UBC student documentary wins Emmy
Their film, Ghana: Digital Dumping Ground, which aired on PBS last year, was nominated in two categories and won for outstanding investigative journalism in a news magazine. The news and documentary Emmys were awarded in New York on Monday night.
The documentary followed electronic waste around the globe and addressed concerns about public health, human rights and national security.
In the investigative journalism category, it was up against two CBS productions — one from 60 Minutes and another from 48 Hours — and a story on ABC's Nightline.
The production was funded by the Mindset Social Innovation Foundation, which aims to finance projects that advance social change.
Mindset chief executive Alison Lawton said it's the first time a group of students has ever won an Emmy.

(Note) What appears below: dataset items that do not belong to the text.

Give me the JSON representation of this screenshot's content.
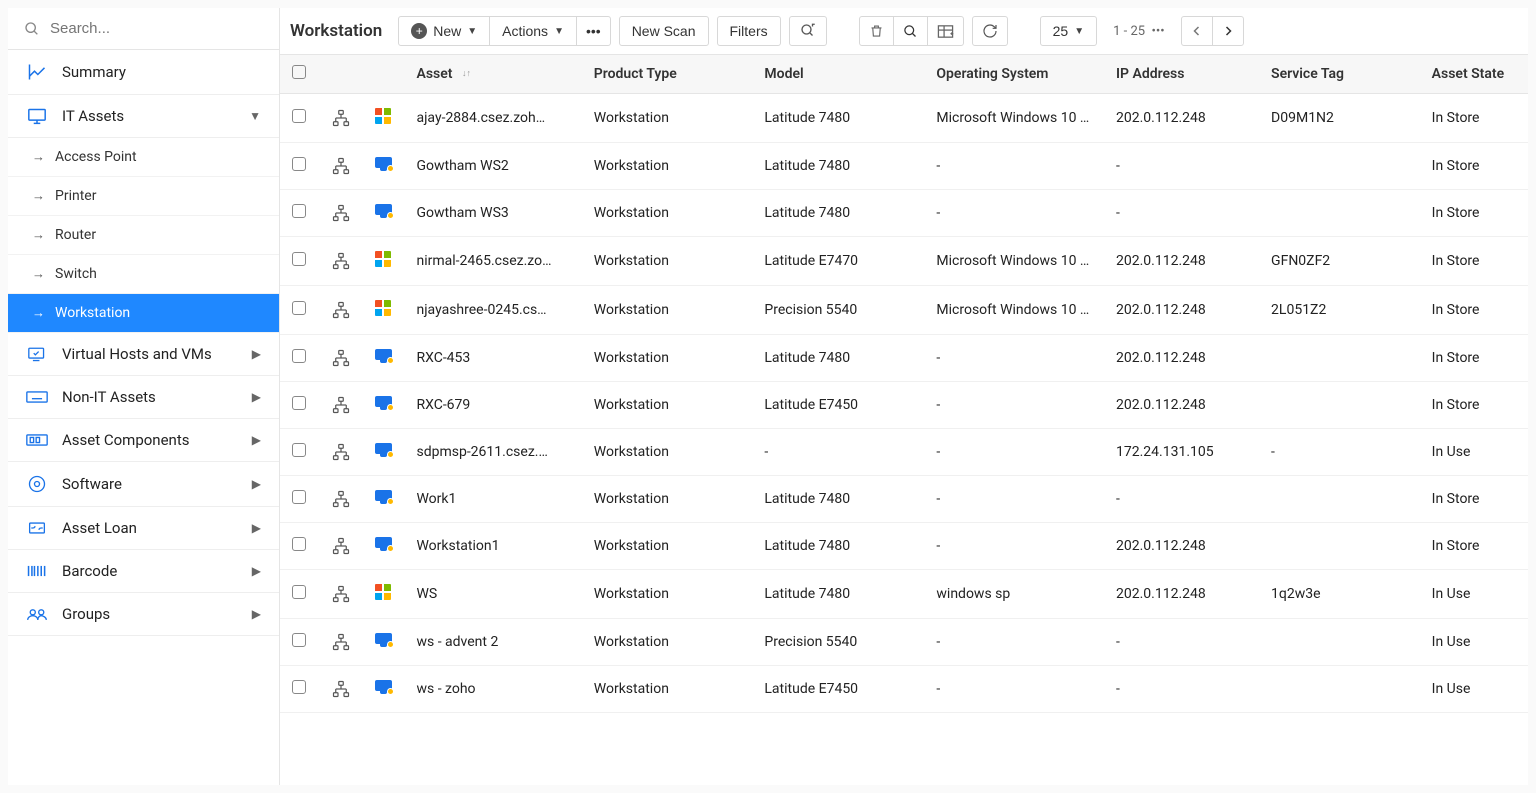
{
  "search": {
    "placeholder": "Search..."
  },
  "sidebar": {
    "summary": "Summary",
    "it_assets": "IT Assets",
    "subs": [
      {
        "label": "Access Point"
      },
      {
        "label": "Printer"
      },
      {
        "label": "Router"
      },
      {
        "label": "Switch"
      },
      {
        "label": "Workstation",
        "active": true
      }
    ],
    "virtual_hosts": "Virtual Hosts and VMs",
    "non_it": "Non-IT Assets",
    "components": "Asset Components",
    "software": "Software",
    "loan": "Asset Loan",
    "barcode": "Barcode",
    "groups": "Groups"
  },
  "page": {
    "title": "Workstation"
  },
  "toolbar": {
    "new": "New",
    "actions": "Actions",
    "new_scan": "New Scan",
    "filters": "Filters",
    "page_size": "25",
    "range": "1 - 25"
  },
  "columns": {
    "asset": "Asset",
    "product_type": "Product Type",
    "model": "Model",
    "os": "Operating System",
    "ip": "IP Address",
    "tag": "Service Tag",
    "state": "Asset State"
  },
  "rows": [
    {
      "icon": "win",
      "asset": "ajay-2884.csez.zoh…",
      "ptype": "Workstation",
      "model": "Latitude 7480",
      "os": "Microsoft Windows 10 …",
      "ip": "202.0.112.248",
      "tag": "D09M1N2",
      "state": "In Store"
    },
    {
      "icon": "mon",
      "asset": "Gowtham WS2",
      "ptype": "Workstation",
      "model": "Latitude 7480",
      "os": "-",
      "ip": "-",
      "tag": "",
      "state": "In Store"
    },
    {
      "icon": "mon",
      "asset": "Gowtham WS3",
      "ptype": "Workstation",
      "model": "Latitude 7480",
      "os": "-",
      "ip": "-",
      "tag": "",
      "state": "In Store"
    },
    {
      "icon": "win",
      "asset": "nirmal-2465.csez.zo…",
      "ptype": "Workstation",
      "model": "Latitude E7470",
      "os": "Microsoft Windows 10 …",
      "ip": "202.0.112.248",
      "tag": "GFN0ZF2",
      "state": "In Store"
    },
    {
      "icon": "win",
      "asset": "njayashree-0245.cs…",
      "ptype": "Workstation",
      "model": "Precision 5540",
      "os": "Microsoft Windows 10 …",
      "ip": "202.0.112.248",
      "tag": "2L051Z2",
      "state": "In Store"
    },
    {
      "icon": "mon",
      "asset": "RXC-453",
      "ptype": "Workstation",
      "model": "Latitude 7480",
      "os": "-",
      "ip": "202.0.112.248",
      "tag": "",
      "state": "In Store"
    },
    {
      "icon": "mon",
      "asset": "RXC-679",
      "ptype": "Workstation",
      "model": "Latitude E7450",
      "os": "-",
      "ip": "202.0.112.248",
      "tag": "",
      "state": "In Store"
    },
    {
      "icon": "mon",
      "asset": "sdpmsp-2611.csez.…",
      "ptype": "Workstation",
      "model": "-",
      "os": "-",
      "ip": "172.24.131.105",
      "tag": "-",
      "state": "In Use"
    },
    {
      "icon": "mon",
      "asset": "Work1",
      "ptype": "Workstation",
      "model": "Latitude 7480",
      "os": "-",
      "ip": "-",
      "tag": "",
      "state": "In Store"
    },
    {
      "icon": "mon",
      "asset": "Workstation1",
      "ptype": "Workstation",
      "model": "Latitude 7480",
      "os": "-",
      "ip": "202.0.112.248",
      "tag": "",
      "state": "In Store"
    },
    {
      "icon": "win",
      "asset": "WS",
      "ptype": "Workstation",
      "model": "Latitude 7480",
      "os": "windows sp",
      "ip": "202.0.112.248",
      "tag": "1q2w3e",
      "state": "In Use"
    },
    {
      "icon": "mon",
      "asset": "ws - advent 2",
      "ptype": "Workstation",
      "model": "Precision 5540",
      "os": "-",
      "ip": "-",
      "tag": "",
      "state": "In Use"
    },
    {
      "icon": "mon",
      "asset": "ws - zoho",
      "ptype": "Workstation",
      "model": "Latitude E7450",
      "os": "-",
      "ip": "-",
      "tag": "",
      "state": "In Use"
    }
  ]
}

Also earning Emmy trophies were the Globe and Mail online project, Behind the Veil, which won for new approaches to news and documentary programming, and British filmmaker Sacha Gervasi's documentary Anvil! The Story of Anvil. The acclaimed portrait of the still-touring, '80s-era Toronto heavy metal band won an Emmy for outstanding arts and culture programming.
Broadcaster CBS picked up a leading seven Emmys, including for Rape in America, a five-month investigation into the low percentage of rape prosecutions across the U.S.
NBC was immediately behind, nabbing a total of six trophies, including for NBC Night News coverage of the emergency plane landing on the Hudson River.
PBS placed third in the Emmy haul, with its five wins including honours for A Death in Tehran, the investigation into the death of Neda Soltan, the young woman killed during the protests following Iran's controversial 2009 presidential election.
The evening also included several special award presentations. Documentary maker Frederick Wiseman received an Emmy for lifetime achievement, while PBS NewsHour was honoured with the chairman's award.
The News and Documentary Emmy Awards are presented by the U.S. National Academy of Television Arts & Sciences.